Redrow cuts payout hit by housing slump
Evidence of the housing market downturn became even more explicit yesterday as housebuilder Redrow announced a halving of profits and a new £450m debt facility to 2011.
Shareholders are also losing out on a third dividend, due to an “unprecedented decline in the fortunes of the UK housing market in a very short period of time”, Redrow said. The company is looking to preserve cash, during a sharp decline in sales activity.
The results follow a survey from the Royal Institution of Chartered Surveyors (RICS), which showed completed sales were just 12.7 per surveyor during August, the lowest response on record.

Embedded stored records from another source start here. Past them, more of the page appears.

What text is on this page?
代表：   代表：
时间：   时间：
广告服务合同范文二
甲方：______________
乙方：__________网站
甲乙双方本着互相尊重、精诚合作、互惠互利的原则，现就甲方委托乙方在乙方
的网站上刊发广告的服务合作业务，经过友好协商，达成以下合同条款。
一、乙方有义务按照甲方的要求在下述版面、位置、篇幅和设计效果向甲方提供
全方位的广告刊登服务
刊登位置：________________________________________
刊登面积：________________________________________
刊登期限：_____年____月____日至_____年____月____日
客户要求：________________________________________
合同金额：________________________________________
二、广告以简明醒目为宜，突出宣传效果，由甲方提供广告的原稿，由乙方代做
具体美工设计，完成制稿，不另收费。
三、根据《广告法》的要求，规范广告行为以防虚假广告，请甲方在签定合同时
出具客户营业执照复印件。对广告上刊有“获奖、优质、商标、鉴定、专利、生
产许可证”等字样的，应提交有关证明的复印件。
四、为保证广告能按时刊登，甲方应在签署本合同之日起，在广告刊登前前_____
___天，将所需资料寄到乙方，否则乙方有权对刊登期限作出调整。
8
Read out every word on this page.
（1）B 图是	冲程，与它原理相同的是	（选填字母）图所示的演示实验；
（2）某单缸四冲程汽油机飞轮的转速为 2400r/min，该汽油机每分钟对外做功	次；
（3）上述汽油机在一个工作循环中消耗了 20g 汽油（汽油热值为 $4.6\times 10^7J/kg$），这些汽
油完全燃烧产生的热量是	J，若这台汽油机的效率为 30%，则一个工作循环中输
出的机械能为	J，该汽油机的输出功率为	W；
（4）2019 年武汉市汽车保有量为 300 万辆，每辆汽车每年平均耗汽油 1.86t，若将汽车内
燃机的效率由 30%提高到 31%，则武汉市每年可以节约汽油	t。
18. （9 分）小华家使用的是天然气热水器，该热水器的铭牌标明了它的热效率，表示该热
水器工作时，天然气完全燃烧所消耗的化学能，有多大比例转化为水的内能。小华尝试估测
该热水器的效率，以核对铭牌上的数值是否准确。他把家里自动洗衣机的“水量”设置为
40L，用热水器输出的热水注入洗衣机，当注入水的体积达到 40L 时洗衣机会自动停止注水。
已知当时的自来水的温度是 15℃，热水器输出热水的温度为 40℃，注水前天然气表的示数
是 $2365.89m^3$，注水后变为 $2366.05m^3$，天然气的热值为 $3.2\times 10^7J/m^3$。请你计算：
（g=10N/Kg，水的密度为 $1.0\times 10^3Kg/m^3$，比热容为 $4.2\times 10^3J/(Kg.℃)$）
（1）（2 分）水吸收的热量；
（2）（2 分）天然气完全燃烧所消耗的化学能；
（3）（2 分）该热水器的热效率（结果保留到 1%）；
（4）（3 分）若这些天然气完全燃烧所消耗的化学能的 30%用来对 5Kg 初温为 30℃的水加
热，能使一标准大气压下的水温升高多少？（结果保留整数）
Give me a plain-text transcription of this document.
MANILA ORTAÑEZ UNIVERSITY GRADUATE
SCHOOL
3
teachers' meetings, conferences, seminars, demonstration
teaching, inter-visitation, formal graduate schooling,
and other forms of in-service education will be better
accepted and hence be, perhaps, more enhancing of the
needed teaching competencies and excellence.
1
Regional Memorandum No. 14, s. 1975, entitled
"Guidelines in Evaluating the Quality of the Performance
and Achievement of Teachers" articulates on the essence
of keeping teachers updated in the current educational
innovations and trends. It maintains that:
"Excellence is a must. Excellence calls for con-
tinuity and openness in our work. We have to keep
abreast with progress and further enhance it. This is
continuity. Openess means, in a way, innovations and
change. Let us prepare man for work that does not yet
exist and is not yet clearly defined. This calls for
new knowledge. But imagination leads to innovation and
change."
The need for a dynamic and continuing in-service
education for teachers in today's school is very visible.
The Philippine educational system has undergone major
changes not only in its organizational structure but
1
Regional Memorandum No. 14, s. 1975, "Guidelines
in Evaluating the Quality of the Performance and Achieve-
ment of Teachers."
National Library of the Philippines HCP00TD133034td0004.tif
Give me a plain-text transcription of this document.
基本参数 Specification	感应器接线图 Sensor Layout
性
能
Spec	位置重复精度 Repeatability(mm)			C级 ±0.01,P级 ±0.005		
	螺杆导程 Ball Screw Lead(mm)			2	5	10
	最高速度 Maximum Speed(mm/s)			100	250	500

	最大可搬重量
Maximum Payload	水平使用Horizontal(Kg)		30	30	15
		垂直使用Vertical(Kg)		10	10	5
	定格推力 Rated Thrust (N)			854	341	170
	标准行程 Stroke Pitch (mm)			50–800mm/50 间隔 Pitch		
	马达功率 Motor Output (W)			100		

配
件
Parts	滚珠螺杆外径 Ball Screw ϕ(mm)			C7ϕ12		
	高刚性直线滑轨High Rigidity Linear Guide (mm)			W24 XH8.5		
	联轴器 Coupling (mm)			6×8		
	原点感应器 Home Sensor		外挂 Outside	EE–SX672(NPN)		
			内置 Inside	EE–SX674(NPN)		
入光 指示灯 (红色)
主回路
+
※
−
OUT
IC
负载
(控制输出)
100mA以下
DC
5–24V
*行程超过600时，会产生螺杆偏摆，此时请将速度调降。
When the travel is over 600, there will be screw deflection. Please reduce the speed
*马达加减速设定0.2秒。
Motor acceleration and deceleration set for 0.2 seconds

At the end of June Redrow had forward sales of only 1,189 houses, down 45 per cent from the same time in 2007. As a result, it expected total sales in the year to June 2009 to be “substantially” lower than for the financial year just ended.
In the year to the end of June Redrow sold 3,925 houses, nearly 19 per cent less than in the previous year with most of the reduction in the second half, when reservations plummeted by 55 per cent.
Margins came under pressure as the group offered greater discounts and incentives to secure sales, with the operating margin down from 16.4 per cent to 13 per cent.
The group said it had secured a new three-year £450m banking facility and said it now had an appropriate platform from which to move forward. Chief executive Neil Fitzsimmons said: “I think there is a lot of hard thinking to be done about where interest rate policy now sits but I increasingly think the risks to the economy are on the downside rather than on the upside.”
Fitzsimmons acknowledged the government’s changes to stamp duty but added “more needs to be done to help first time buyers”. He also called for a review of government land proposals to prevent a longer term impact on housing supply.